EPA Registration No.
Product Name: Killex Ready-to-Spray Lawn Weed Control
- Active Ingredient(s)
- 2,4-D (PRESENT AS AMINE SALTS : DIMETHYLAMINE SALT, DIETHANOLAMINE SALT, OR OTHER AMINE SALTS)
- DICAMBA (PRESENT AS ACID, AMINE SALT, ESTER, OR SODIUM SALT)
- MECOPROP P-ISOMER PRESENT AS DIMETHYLAMINE SALT
7. b) Type of formulation.
Application Information
8. Product was applied?
No
9. Application Rate.
10. Site pesticide was applied to (select all that apply).
Site: Res. - Out Home / Rés - à l'ext.maison
11. Provide any additional information regarding application (how it was applied, amount applied, the size of the area treated etc).
To be determined by Registrant
12. In your opinion, was the product used according to the label instructions?
Unknown
Subform II: Human Incident Report (A separate form for each person affected)
1. Source of Report.
Data Subject
2. Demographic information of data subject
Sex: Female
Age: >19 <=64 yrs / >19 <=64 ans
3. List all symptoms, using the selections below.
System
- Gastrointestinal System
- Symptom - Nausea
- Symptom - Vomiting
- Respiratory System
- Symptom - Shortness of breath
4. How long did the symptoms last?
>30 min <=2 hrs / >30 min <=2 h
5. Was medical treatment provided? Provide details in question 13.
Yes
6. a) Was the person hospitalized?
Unknown
6. b) For how long?
7. Exposure scenario
Non-occupational
8. How did exposure occur? (Select all that apply)
Application
9. If the exposure occured during application or re-entry, what protective clothing was worn? (select all that apply)
None
10. Route(s) of exposure.
Skin
11. What was the length of exposure?
<=15 min / <=15 min
12. Time between exposure and onset of symptoms.
<=30 min / <=30 min
13. Provide any additional details about the incident (eg. description of the frequency and severity of the symptoms, type of medical treatment, results from medical tests, outcome of the incident, amount of pesticide exposed to, etc.)

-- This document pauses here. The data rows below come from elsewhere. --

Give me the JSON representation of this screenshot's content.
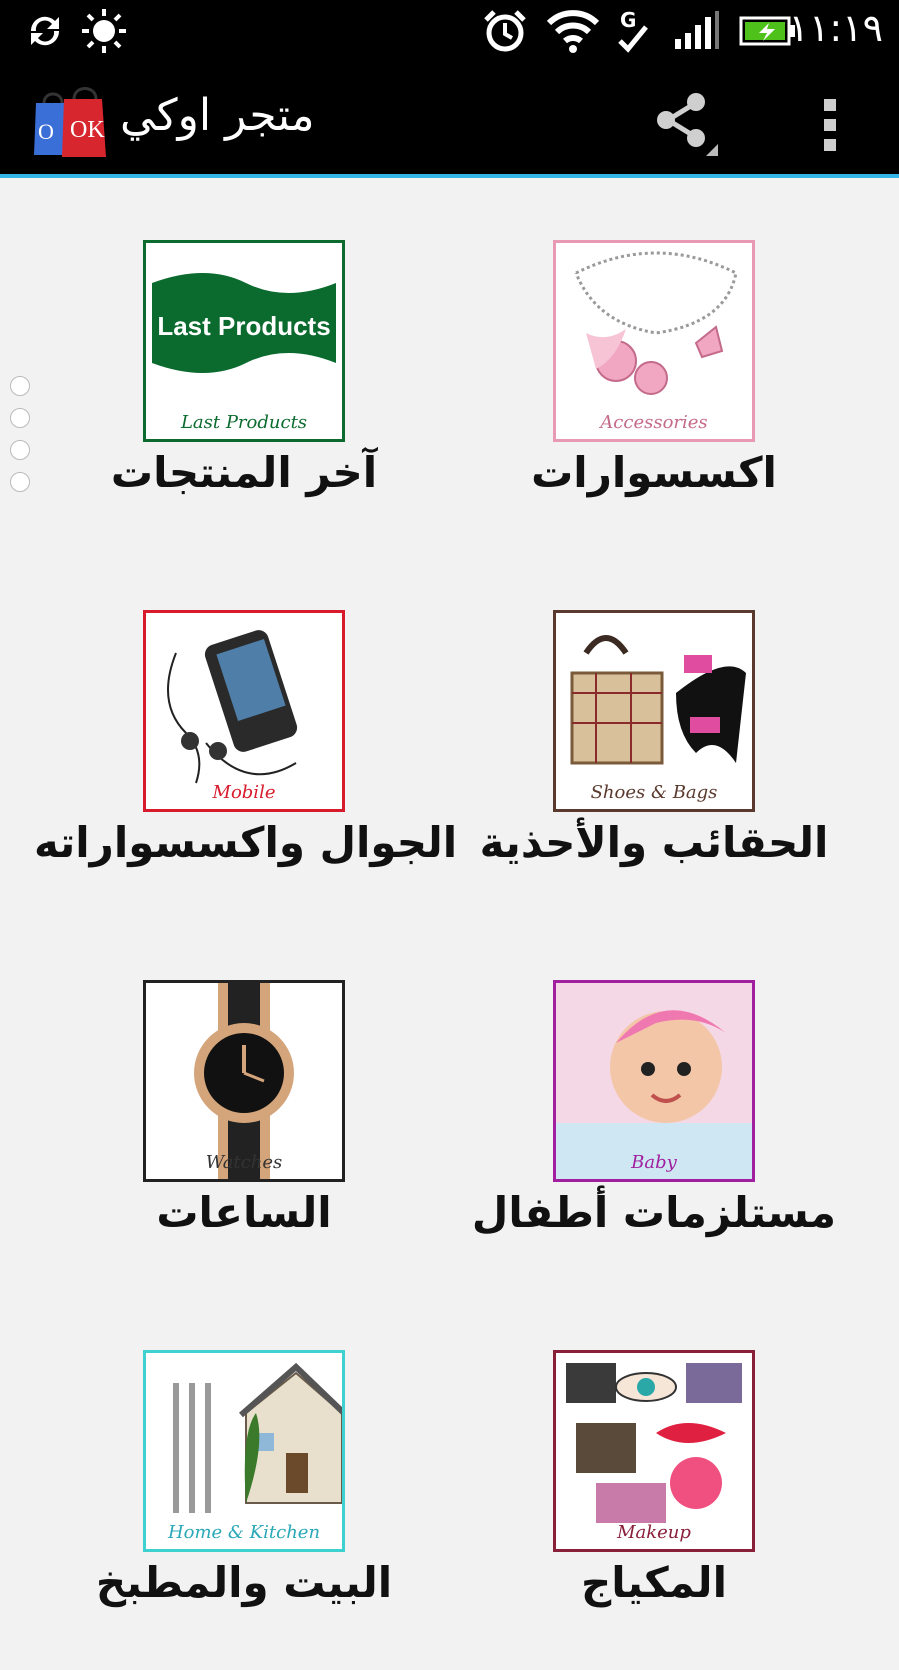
{
  "status_bar": {
    "time": "١١:١٩",
    "icons": [
      "sync-icon",
      "brightness-icon",
      "alarm-icon",
      "wifi-icon",
      "g-data-icon",
      "signal-icon",
      "battery-charging-icon"
    ]
  },
  "action_bar": {
    "title": "متجر اوكي",
    "logo_text": "OK",
    "logo_left": "O"
  },
  "categories": [
    {
      "label": "آخر المنتجات",
      "caption": "Last Products",
      "banner": "Last Products",
      "accent": "#0b6b2e"
    },
    {
      "label": "اكسسوارات",
      "caption": "Accessories",
      "accent": "#e89ab5"
    },
    {
      "label": "الجوال واكسسواراته",
      "caption": "Mobile",
      "accent": "#d81b2c"
    },
    {
      "label": "الحقائب والأحذية",
      "caption": "Shoes & Bags",
      "accent": "#5a3a2e"
    },
    {
      "label": "الساعات",
      "caption": "Watches",
      "accent": "#222222"
    },
    {
      "label": "مستلزمات أطفال",
      "caption": "Baby",
      "accent": "#a020a0"
    },
    {
      "label": "البيت والمطبخ",
      "caption": "Home & Kitchen",
      "accent": "#3fd0d0"
    },
    {
      "label": "المكياج",
      "caption": "Makeup",
      "accent": "#8a1f3a"
    }
  ]
}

History: Carrying bottle of product 30 min ago. Product not used-as rain was due. No other products involved. Container felt sticky per caller/thinks AI was leaking. She developed symptoms of Nausea, vomiting, and Shortness of breath. EMT on site, asking about what in product is causing patients allergic reaction. Assessment: AI with low order of toxicity. Not known to cause GI SX or SOB with dermal contact. (city) MD for evaluation. 07/09/2007 Follow-up She states she was given an Epe-Pen after exposure and was taken to ER where she was observed. She has been doing just fine. Note: PMRA: The relationship between the alleged contact and the effect in the incident description is indeterminable.
To be determined by Registrant
14. Severity classification.
Moderate
15. Provide supplemental information here.